La décision de la chambre du conseil de Bruxelles le concernant, qui doit être communiquée mardi aux parties, sera susceptible d'appel.
Si in fine un procès est organisé, ce sera "la première fois qu'une juridiction pénale examine la responsabilité alléguée de représentants d'une ex-puissance coloniale dans l'assassinat d'un leader de l'indépendance africaine", soulignent les avocats des enfants et petits-enfants Lumumba.
Ceux-ci ont dit nourrir l'espoir d'enfin obtenir "justice et vérité", 65 ans après l'assassinat du héros de l'indépendance congolaise.
- "Crimes de guerre" -
A l'époque de l'indépendance du Congo, M. Davignon, qui aura ensuite une longue carrière d'homme d'affaires et fut même commissaire européen dans les années 1980, était diplomate stagiaire à Kinshasa.
Il est soupçonné d'avoir été aux premières loges quand a été évoqué par divers responsables belges le transfert du prisonnier Lumumba dans une région où les autorités locales lui étaient très hostiles.
L'avocat Christophe Marchand, qui défend la famille Lumumba, estime que M. Davignon a été "un maillon" d'"une funeste entreprise criminelle étatique" de la Belgique.
Le parquet fédéral lui reproche une "participation à des crimes de guerre" pour l'implication dans "la détention ou le transfert illicite" de Patrice Lumumba.
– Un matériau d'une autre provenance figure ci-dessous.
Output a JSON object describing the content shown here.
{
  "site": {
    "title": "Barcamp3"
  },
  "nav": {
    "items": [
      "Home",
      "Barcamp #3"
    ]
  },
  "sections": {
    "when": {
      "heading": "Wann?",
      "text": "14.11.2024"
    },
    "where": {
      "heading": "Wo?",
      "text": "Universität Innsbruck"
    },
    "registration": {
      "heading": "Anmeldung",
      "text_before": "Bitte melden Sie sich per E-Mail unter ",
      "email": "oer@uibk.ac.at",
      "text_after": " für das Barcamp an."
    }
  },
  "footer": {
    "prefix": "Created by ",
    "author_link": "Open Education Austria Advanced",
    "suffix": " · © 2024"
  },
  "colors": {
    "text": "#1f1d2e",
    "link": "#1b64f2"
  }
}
Il pointe aussi de présumés "traitements humiliants et dégradants" à l'égard de la victime.
La demande de renvoi en correctionnelle a été formulée en 2025 par le parquet fédéral belge, et débattue le 20 janvier à huis clos devant une juridiction d'instruction à Bruxelles.
A cette occasion, Johan Verbist, avocat de M. Davignon, a fait valoir que le "délai raisonnable" pour juger le dossier était dépassé, et il a contesté le "crime de guerre" retenu par l'accusation, selon des sources concordantes.
En 2022, la Belgique avait restitué à la RDC une dent de Lumumba saisie chez la fille d'un policier belge ayant participé à la disparition du corps au Katanga.
Lors de la cérémonie officielle organisée à Bruxelles pour cette restitution, le Premier ministre belge de l'époque, Alexander De Croo, avait renouvelé les "excuses" de l'exécutif fédéral pour sa "responsabilité morale" dans la disparition de Lumumba.
Revenant sur les conditions de ce "terrible" assassinat, M. De Croo avait pointé du doigt des responsables belges qui à l'époque "ont choisi de ne pas voir", "de ne pas agir".